Adventure World Elements

Adventure World Elements
LULUS



" Aku Alaric Davendra anak yang menempati posisi nomor 1 . " Ucap laki-laki itu.


" Mulai sekarang kita akan bersaing, aku pasti akan mengalahkan mu. " Ucap laki-laki itu lalu pergi.


" Sebenar nya ada apa dengan nya? " Lirih Zera.


Setelah itu para murid yang lulus masuk ke academy sihir kini mulai berkumpul.

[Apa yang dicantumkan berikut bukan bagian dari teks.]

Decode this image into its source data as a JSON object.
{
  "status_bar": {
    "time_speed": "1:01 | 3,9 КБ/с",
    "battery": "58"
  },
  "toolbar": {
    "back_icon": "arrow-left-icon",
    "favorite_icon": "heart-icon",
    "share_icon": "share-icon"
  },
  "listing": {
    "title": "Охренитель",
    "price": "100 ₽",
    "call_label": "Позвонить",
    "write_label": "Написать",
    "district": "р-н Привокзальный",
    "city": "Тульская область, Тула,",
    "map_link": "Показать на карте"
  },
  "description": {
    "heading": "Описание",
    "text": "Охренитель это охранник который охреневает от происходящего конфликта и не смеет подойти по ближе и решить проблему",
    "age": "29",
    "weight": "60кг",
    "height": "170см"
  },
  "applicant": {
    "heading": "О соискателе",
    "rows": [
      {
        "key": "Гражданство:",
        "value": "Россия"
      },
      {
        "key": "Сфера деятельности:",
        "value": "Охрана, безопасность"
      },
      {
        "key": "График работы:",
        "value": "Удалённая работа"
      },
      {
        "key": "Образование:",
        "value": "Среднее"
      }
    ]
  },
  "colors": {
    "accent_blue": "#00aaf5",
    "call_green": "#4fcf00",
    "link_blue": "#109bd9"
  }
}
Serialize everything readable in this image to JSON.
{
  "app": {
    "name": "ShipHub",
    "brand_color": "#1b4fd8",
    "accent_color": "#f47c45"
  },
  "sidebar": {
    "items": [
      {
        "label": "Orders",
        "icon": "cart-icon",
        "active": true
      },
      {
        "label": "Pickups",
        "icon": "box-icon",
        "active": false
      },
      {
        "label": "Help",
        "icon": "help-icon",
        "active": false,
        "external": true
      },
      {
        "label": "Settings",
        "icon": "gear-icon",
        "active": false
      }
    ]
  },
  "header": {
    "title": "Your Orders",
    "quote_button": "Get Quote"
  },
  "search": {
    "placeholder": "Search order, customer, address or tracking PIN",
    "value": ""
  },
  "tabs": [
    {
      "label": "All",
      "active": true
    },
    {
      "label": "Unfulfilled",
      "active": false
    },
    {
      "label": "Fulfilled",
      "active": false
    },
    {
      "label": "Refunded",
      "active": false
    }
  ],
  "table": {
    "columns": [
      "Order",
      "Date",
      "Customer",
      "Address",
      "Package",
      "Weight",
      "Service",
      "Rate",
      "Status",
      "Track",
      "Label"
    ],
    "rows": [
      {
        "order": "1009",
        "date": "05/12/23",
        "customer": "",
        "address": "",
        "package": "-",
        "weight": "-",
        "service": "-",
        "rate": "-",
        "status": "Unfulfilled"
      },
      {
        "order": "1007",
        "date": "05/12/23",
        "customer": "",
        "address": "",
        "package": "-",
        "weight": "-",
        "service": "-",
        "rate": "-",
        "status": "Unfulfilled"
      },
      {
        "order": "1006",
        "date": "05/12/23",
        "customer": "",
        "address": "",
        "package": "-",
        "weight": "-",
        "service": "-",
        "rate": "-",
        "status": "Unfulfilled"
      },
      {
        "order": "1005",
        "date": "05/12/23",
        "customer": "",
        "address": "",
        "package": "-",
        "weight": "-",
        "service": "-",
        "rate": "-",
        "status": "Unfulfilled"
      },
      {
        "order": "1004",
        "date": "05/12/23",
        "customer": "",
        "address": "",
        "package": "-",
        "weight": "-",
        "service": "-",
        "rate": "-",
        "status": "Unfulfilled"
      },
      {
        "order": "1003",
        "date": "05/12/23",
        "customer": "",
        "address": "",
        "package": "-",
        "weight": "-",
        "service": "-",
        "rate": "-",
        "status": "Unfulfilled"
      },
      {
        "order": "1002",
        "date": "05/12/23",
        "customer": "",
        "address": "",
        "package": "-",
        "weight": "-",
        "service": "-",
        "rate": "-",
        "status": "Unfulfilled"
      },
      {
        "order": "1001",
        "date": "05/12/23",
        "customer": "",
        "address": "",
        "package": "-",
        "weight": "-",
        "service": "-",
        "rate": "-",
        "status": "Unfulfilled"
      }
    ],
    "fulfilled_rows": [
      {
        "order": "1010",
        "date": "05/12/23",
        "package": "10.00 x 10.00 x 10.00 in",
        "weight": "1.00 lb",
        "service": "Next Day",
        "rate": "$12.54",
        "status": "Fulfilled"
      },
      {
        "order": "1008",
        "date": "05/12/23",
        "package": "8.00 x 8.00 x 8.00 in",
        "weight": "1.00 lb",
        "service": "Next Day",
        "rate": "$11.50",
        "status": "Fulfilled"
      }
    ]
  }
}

Semua nya nampak tegang, entah kenapa Zera dalam merasakan kekhawatiran dan juga ketegangan dari anak-anak yang lulus.


Kenapa mereka semua tegang begitu sih? Batin Zera.


Penyambutan kepala sekolah pun di mulai, setelah nya di lanjutkan dengan seleksi pembagian kelas.


Masing-masing kelas memiliki tingkat nya sendiri, di ukur dengan kapasitas kemampuan dari para murid.


Rupa nya Fiona mendapat kelas A, bersama dengan laki-laki yang sempat ia temui sebelum nya.


Setelah nya beberapa guru mulai menjelaskan sistem belajar di Academy sihir.


Sistem belajar ini wajib menerapkan sistem kelompok, 1 kelompok berisikan 4 orang, namun meskipun menerapkan sistem kelompok, ada juga pelajaran yang mengharuskan murid belajar dengan sendiri.


Jadi tidak semua memakai sistem kelompok sehingga membuat murid yang biasa nya bekerja sendiri pun menjadi tenang termasuk Zera.


Perkenalan guru dan sambutan kepala sekolah pun selesai di laksanakan semua murid diperbolehkan untuk pulang ke rumah masing-masing, dan kembali besok dengan seragam.


****


Zeta kembali ke rumah nya menjelaskan apa yang terjadi pada kedua orang tua nya.


Ayah Zeta adalah seorang pemburu monster, ia jarang sekali pulang dan hanya pulang beberapa kali ke rumah nya jadi Zeta pun hanya bersama dengan ibu nya di rumah.


Karena Ibu dan Ayah Zeta adalah pemilik kekuatan cahaya, mereka sangat di hormati dan di segani, kebaikan ibu Zeta dan juga kemampuan nya untuk menyembuhkan berbagai penyakit serta kemampuan kekuatan cahaya nya yang luar biasa.


Sedangkan ayah Zeta adalah pemburu monster yang ahli, ia bisa menjinakkan monster yang kadang sulit di lawan, tapi juga bisa langsung menghancurkan monster itu.


Kemampuan ibu dan ayah nya pun menurun pada Zeta, gadis cantik itu sangat pintar dalam menyembuhkan penyakit dan juga membuat berbagai ramuan penyembuh, Zeta juga bisa menjinakkan monster meski memiliki batasan waktu tapi ia masih terus berlatih, Zeta juga mampu menggunakan berbagai senjata selain tongkat sihir.


Pantas saja dia masuk ke urutan ke dua di penerimaan academy.


Malam nya setelah makan bersama ibu nya, Zeta masuk ke kamar nya sedangkan ibu nya pergi ke rumah salah satu warga desa.


Zeta nampak tersenyum menatap seragam yang ia gantung di lemari nya.


Zeta mengambil tongkat sihir perak yang di lilit daun emas yang indah, gadis itu kemudian menyebutkan sebuah mantra dan mengarahkan tongkat sihir nya pada sebuah vas bunga yang berisi setangkai bunga mawar.


Bunga mawar merah itu langsung berubah menjadi bunga mawar putih.


Zeta tersenyum, ia kemudian membuka rak lemari nya yang berisikan ramuan-ramuan yang sudah ia buat dengan susah payah.


" Ruang penyimpan. " Setelah menyebutkan itu sebuah ruang mulai terbuka.


" Baiklah. " Zeta mengambil 5 ramuan penyembuh dan juga ramuan penambah sihir, kapsul makanan, dan juga busur perak dan juga panah sihir kristal, Zeta juga mengambil pedang perak buatan ayah nya.


" Tutup. " Setelah itu ruang itu mulai menghilang.